Using dual-issue in Fermi

jayshenoy · March 9, 2012, 10:18am

Hello, I’m planning to benchmark a kernel. How do I do a dual-issue MAD and MUL?. I tried doing a MUL operation after MAD, but the GFLOP/s seems to decrease.
Is there a way I could somehow direct the instruction to SFU?

Thanks in advance

tera · March 9, 2012, 5:05pm

I don’t think compute capability 2.0 devices are capable of issuing a MUL to the special function units in parallel to a MAD on the FPUs/cores. This was a property of 1.x devices. Compute capability 2.1 devices of course can issue a MUL to their extra set of cores in parallel to a MAD.

You might have to play a bit with context, alignment, and operands due to limited register file bandwidth. I’ve got to admit I never tried myself in earnest as my algorithms usually have a MUL/ADD ratio of 1, not 2.

jayshenoy · March 9, 2012, 5:17pm

Yeah. According to this paper it’s possible in GT200 using Mathematical Intrinsics. I was wondering if there was something like that for Fermi?.
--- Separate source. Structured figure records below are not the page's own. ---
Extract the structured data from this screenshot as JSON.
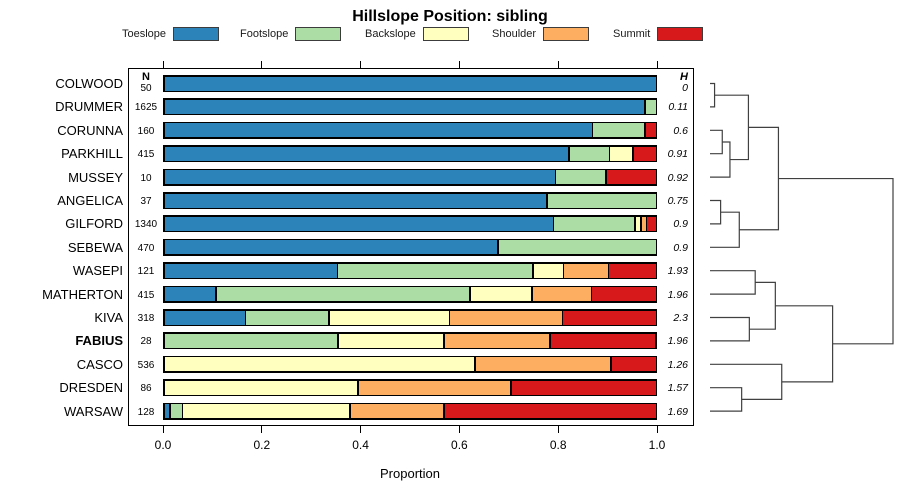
{
  "title": "Hillslope Position: sibling",
  "chart_data": {
    "type": "bar",
    "stacked": true,
    "orientation": "horizontal",
    "title": "Hillslope Position: sibling",
    "xlabel": "Proportion",
    "xlim": [
      0,
      1
    ],
    "x_ticks": [
      "0.0",
      "0.2",
      "0.4",
      "0.6",
      "0.8",
      "1.0"
    ],
    "grid": false,
    "legend_position": "top",
    "legend": [
      {
        "label": "Toeslope",
        "color": "#2b83ba"
      },
      {
        "label": "Footslope",
        "color": "#abdda4"
      },
      {
        "label": "Backslope",
        "color": "#ffffbf"
      },
      {
        "label": "Shoulder",
        "color": "#fdae61"
      },
      {
        "label": "Summit",
        "color": "#d7191c"
      }
    ],
    "columns": {
      "left_header": "N",
      "right_header": "H"
    },
    "rows": [
      {
        "name": "COLWOOD",
        "n": "50",
        "h": "0",
        "bold": false,
        "values": [
          1,
          0,
          0,
          0,
          0
        ]
      },
      {
        "name": "DRUMMER",
        "n": "1625",
        "h": "0.11",
        "bold": false,
        "values": [
          0.98,
          0.02,
          0,
          0,
          0
        ]
      },
      {
        "name": "CORUNNA",
        "n": "160",
        "h": "0.6",
        "bold": false,
        "values": [
          0.875,
          0.105,
          0,
          0,
          0.02
        ]
      },
      {
        "name": "PARKHILL",
        "n": "415",
        "h": "0.91",
        "bold": false,
        "values": [
          0.83,
          0.08,
          0.045,
          0,
          0.045
        ]
      },
      {
        "name": "MUSSEY",
        "n": "10",
        "h": "0.92",
        "bold": false,
        "values": [
          0.8,
          0.1,
          0,
          0,
          0.1
        ]
      },
      {
        "name": "ANGELICA",
        "n": "37",
        "h": "0.75",
        "bold": false,
        "values": [
          0.78,
          0.22,
          0,
          0,
          0
        ]
      },
      {
        "name": "GILFORD",
        "n": "1340",
        "h": "0.9",
        "bold": false,
        "values": [
          0.8,
          0.165,
          0.01,
          0.008,
          0.017
        ]
      },
      {
        "name": "SEBEWA",
        "n": "470",
        "h": "0.9",
        "bold": false,
        "values": [
          0.68,
          0.32,
          0,
          0,
          0
        ]
      },
      {
        "name": "WASEPI",
        "n": "121",
        "h": "1.93",
        "bold": false,
        "values": [
          0.355,
          0.4,
          0.06,
          0.09,
          0.095
        ]
      },
      {
        "name": "MATHERTON",
        "n": "415",
        "h": "1.96",
        "bold": false,
        "values": [
          0.105,
          0.52,
          0.125,
          0.12,
          0.13
        ]
      },
      {
        "name": "KIVA",
        "n": "318",
        "h": "2.3",
        "bold": false,
        "values": [
          0.165,
          0.17,
          0.245,
          0.23,
          0.19
        ]
      },
      {
        "name": "FABIUS",
        "n": "28",
        "h": "1.96",
        "bold": true,
        "values": [
          0,
          0.355,
          0.215,
          0.215,
          0.215
        ]
      },
      {
        "name": "CASCO",
        "n": "536",
        "h": "1.26",
        "bold": false,
        "values": [
          0,
          0,
          0.635,
          0.275,
          0.09
        ]
      },
      {
        "name": "DRESDEN",
        "n": "86",
        "h": "1.57",
        "bold": false,
        "values": [
          0,
          0,
          0.395,
          0.31,
          0.295
        ]
      },
      {
        "name": "WARSAW",
        "n": "128",
        "h": "1.69",
        "bold": false,
        "values": [
          0.01,
          0.022,
          0.343,
          0.19,
          0.435
        ]
      }
    ],
    "dendrogram": {
      "merges": [
        {
          "id": "m1",
          "a": "COLWOOD",
          "b": "DRUMMER",
          "h": 0.025
        },
        {
          "id": "m2",
          "a": "CORUNNA",
          "b": "PARKHILL",
          "h": 0.067
        },
        {
          "id": "m3",
          "a": "m2",
          "b": "MUSSEY",
          "h": 0.109
        },
        {
          "id": "m4",
          "a": "m1",
          "b": "m3",
          "h": 0.21
        },
        {
          "id": "m5",
          "a": "ANGELICA",
          "b": "GILFORD",
          "h": 0.058
        },
        {
          "id": "m6",
          "a": "m5",
          "b": "SEBEWA",
          "h": 0.16
        },
        {
          "id": "m7",
          "a": "m4",
          "b": "m6",
          "h": 0.374
        },
        {
          "id": "m8",
          "a": "WASEPI",
          "b": "MATHERTON",
          "h": 0.247
        },
        {
          "id": "m9",
          "a": "KIVA",
          "b": "FABIUS",
          "h": 0.215
        },
        {
          "id": "m10",
          "a": "m8",
          "b": "m9",
          "h": 0.357
        },
        {
          "id": "m11",
          "a": "DRESDEN",
          "b": "WARSAW",
          "h": 0.173
        },
        {
          "id": "m12",
          "a": "CASCO",
          "b": "m11",
          "h": 0.392
        },
        {
          "id": "m13",
          "a": "m10",
          "b": "m12",
          "h": 0.67
        },
        {
          "id": "m14",
          "a": "m7",
          "b": "m13",
          "h": 1.0
        }
      ]
    }
  }
}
Michael_H1 · March 10, 2012, 9:53pm

Isn’t the dual issue to two different warps ?
You seem to be thinking dual issueing like a CPU superscalar processor…

tera · March 10, 2012, 10:42pm

Yes, that is indeed what we are thinking. The two schedulers issuing instructions from two independent warps come on top of that, for (theoretically) up to 4 instructions issued in parallel per SM.

I’m not aware though that this has really been demonstrated on GF100, but both GT200 and GF104 are capable of this kind of dual-issue.